- Born: Max Kester Dodgson 11 December 1901 Leeds, England
- Died: 14 December 1991 (aged 90) Reigate, Surrey, England
- Occupations: Scriptwriter, lyricist

= Max Kester =

British scriptwriter and lyricist (1901–1991)

Max Kester Dodgson (11 December 1901 - 14 December 1991), known professionally as Max Kester, was a British scriptwriter and lyricist.

==Biography==
He was born in Leeds, the son of James Dodgson, an artist who drew cartoons for The Yorkshire Post under the pseudonym "Kester". Max Kester Dodgson started work on the Yorkshire Post, and wrote and edited early radio programmes for the BBC in Leeds in 1926, as Max Kester. He moved to London by the late 1920s, and worked for His Master's Voice records. He also became a singer with Ray Noble's Orchestra, and wrote the lyrics for a number of songs composed and recorded by Noble. Most successful was "Love Locked Out", first recorded in 1933 and later sung by many artists including Frank Sinatra in 1957.

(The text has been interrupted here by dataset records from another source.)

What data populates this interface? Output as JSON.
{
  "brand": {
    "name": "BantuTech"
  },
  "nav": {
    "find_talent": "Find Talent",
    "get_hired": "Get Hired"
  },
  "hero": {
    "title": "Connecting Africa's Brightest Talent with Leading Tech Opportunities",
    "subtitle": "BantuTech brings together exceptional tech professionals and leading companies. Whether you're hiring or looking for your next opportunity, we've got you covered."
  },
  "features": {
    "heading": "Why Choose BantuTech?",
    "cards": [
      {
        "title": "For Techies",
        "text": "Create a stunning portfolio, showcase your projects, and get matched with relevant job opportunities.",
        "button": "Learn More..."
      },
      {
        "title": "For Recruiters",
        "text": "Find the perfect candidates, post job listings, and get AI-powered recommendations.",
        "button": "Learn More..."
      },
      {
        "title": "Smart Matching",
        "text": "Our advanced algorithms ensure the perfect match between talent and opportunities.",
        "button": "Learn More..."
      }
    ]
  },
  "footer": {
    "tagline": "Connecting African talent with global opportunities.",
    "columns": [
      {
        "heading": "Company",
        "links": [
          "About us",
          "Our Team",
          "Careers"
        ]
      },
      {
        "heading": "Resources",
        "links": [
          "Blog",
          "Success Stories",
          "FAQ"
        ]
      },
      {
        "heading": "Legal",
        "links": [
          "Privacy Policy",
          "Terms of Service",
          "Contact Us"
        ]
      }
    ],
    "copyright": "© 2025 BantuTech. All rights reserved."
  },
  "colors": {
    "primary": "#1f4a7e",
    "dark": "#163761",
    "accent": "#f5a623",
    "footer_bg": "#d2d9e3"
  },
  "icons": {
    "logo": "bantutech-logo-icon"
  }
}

Kester recorded and broadcast as one of "Those Four Chaps", together with Claude Hulbert, Bobbie Comber, and Paul England. By 1933, he worked regularly for BBC radio in London, initially writing and presenting variety shows and concert party broadcasts. These included The Air-Do-Wells, introduced in 1934, devised and produced by Kester and Bryan Michie, and for which Kester wrote the lyrics to music provided by Ray Noble. In 1937, Kester wrote and presented The Plums, described by Denis Gifford as the "first radio family to appear in a regular series" on British radio.

In 1939, he devised and produced Danger - Men at Work!, a successful comedy series which continued intermittently until 1947, and co-wrote the political satire Adolf in Blunderland, broadcast in October 1939 shortly after the outbreak of the Second World War. Kester was one of the most prolific BBC radio writers and producers during the war, and worked with comic performers such as Robb Wilton, Lupino Lane, Will Hay, and George Formby as well as on variety programmes.

In 1943, he wrote and produced a radio series, Robin Hood, which provided the basis for the subsequent 1953 TV series starring Patrick Troughton, and in the early 1950s he wrote plays on historical subjects for Children's Hour. After the war he also worked on the theatre acts of such performers as Jack Hulbert, Cicely Courtneidge, Fred Emney and Richard Hearne. He co-wrote the 1949 musical Her Excellency starring Courtneidge.

In cinema he co-wrote the 1941 film Crook's Tour, the 1946 George Formby film George in Civvy Street, and the 1961 film Ticket to Paradise.

He died in Reigate, Surrey in 1991, aged 90.